HEI is a real business. Last year, customers bought $37 million worth of the microelectronic devices and components that it designs and manufactures for the medical, industrial and computer markets. But since 2008 it's been confined it to the purgatory of the pink sheets, and it may be stuck there for a while because the ecosystem that used to finance, nurture and promote small Minnesota companies like HEI is mostly gone.
The impact of this change has been especially noticeable in the Twin Cities, once home to a robust investment community that underwrote, sold and promoted microcap -- less than $10 million -- stock offerings for young Minnesota companies.
These were homegrown companies financed largely by hometown investors, who were rounded up by firms such as John G. Kinnard, R.J. Steichen, Miller Johnson & Kuehn, Equity Securities and others.

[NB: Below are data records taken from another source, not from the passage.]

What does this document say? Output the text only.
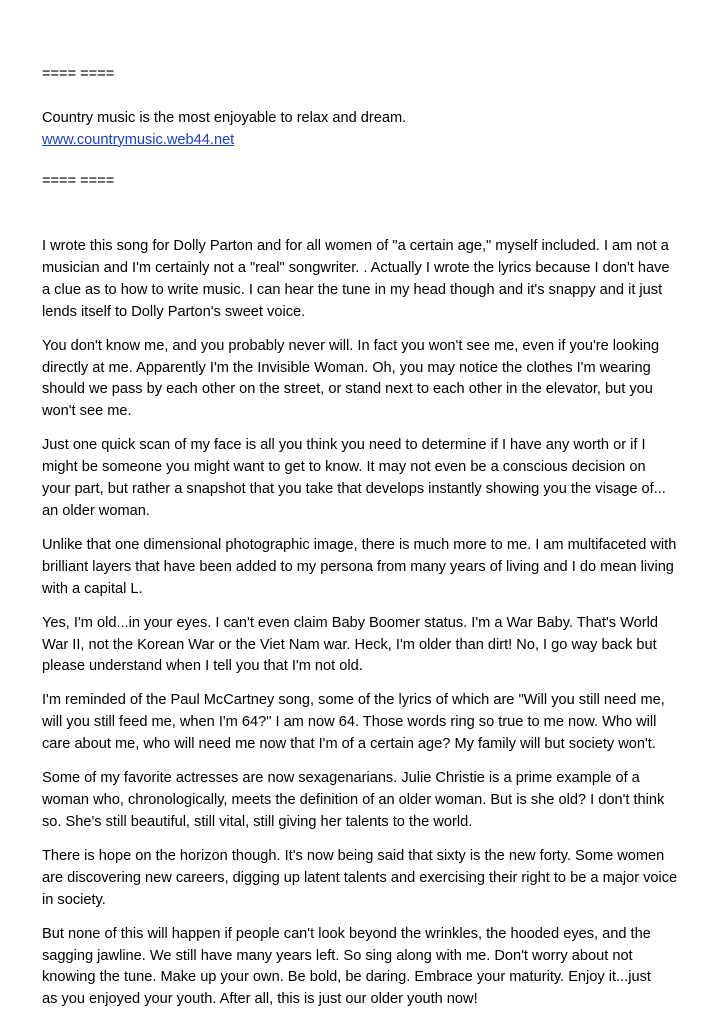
==== ====
Country music is the most enjoyable to relax and dream.
www.countrymusic.web44.net
==== ====
I wrote this song for Dolly Parton and for all women of "a certain age," myself included. I am not a
musician and I'm certainly not a "real" songwriter. . Actually I wrote the lyrics because I don't have
a clue as to how to write music. I can hear the tune in my head though and it's snappy and it just
lends itself to Dolly Parton's sweet voice.
You don't know me, and you probably never will. In fact you won't see me, even if you're looking
directly at me. Apparently I'm the Invisible Woman. Oh, you may notice the clothes I'm wearing
should we pass by each other on the street, or stand next to each other in the elevator, but you
won't see me.
Just one quick scan of my face is all you think you need to determine if I have any worth or if I
might be someone you might want to get to know. It may not even be a conscious decision on
your part, but rather a snapshot that you take that develops instantly showing you the visage of...
an older woman.
Unlike that one dimensional photographic image, there is much more to me. I am multifaceted with
brilliant layers that have been added to my persona from many years of living and I do mean living
with a capital L.
Yes, I'm old...in your eyes. I can't even claim Baby Boomer status. I'm a War Baby. That's World
War II, not the Korean War or the Viet Nam war. Heck, I'm older than dirt! No, I go way back but
please understand when I tell you that I'm not old.
I'm reminded of the Paul McCartney song, some of the lyrics of which are "Will you still need me,
will you still feed me, when I'm 64?" I am now 64. Those words ring so true to me now. Who will
care about me, who will need me now that I'm of a certain age? My family will but society won't.
Some of my favorite actresses are now sexagenarians. Julie Christie is a prime example of a
woman who, chronologically, meets the definition of an older woman. But is she old? I don't think
so. She's still beautiful, still vital, still giving her talents to the world.
There is hope on the horizon though. It's now being said that sixty is the new forty. Some women
are discovering new careers, digging up latent talents and exercising their right to be a major voice
in society.
But none of this will happen if people can't look beyond the wrinkles, the hooded eyes, and the
sagging jawline. We still have many years left. So sing along with me. Don't worry about not
knowing the tune. Make up your own. Be bold, be daring. Embrace your maturity. Enjoy it...just
as you enjoyed your youth. After all, this is just our older youth now!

At the risk of waxing too nostalgic, let's acknowledge upfront that these firms brought their share of dogs to market, including one company, Endotronics, that was an outright fraud.
But both Control Data Corp. and Medtronic came public through local investment firms, and right up until the mid-'90s it remained a popular way for new companies to raise money. Summit Securities took CNS, the company that introduced the Breathe Right nasal strip, public at $1.99 a share, raising $2.8 million. Fifteen years later Europe's largest drugmaker, GlaxoSmithKline, paid more than $36 a share to acquire CNS.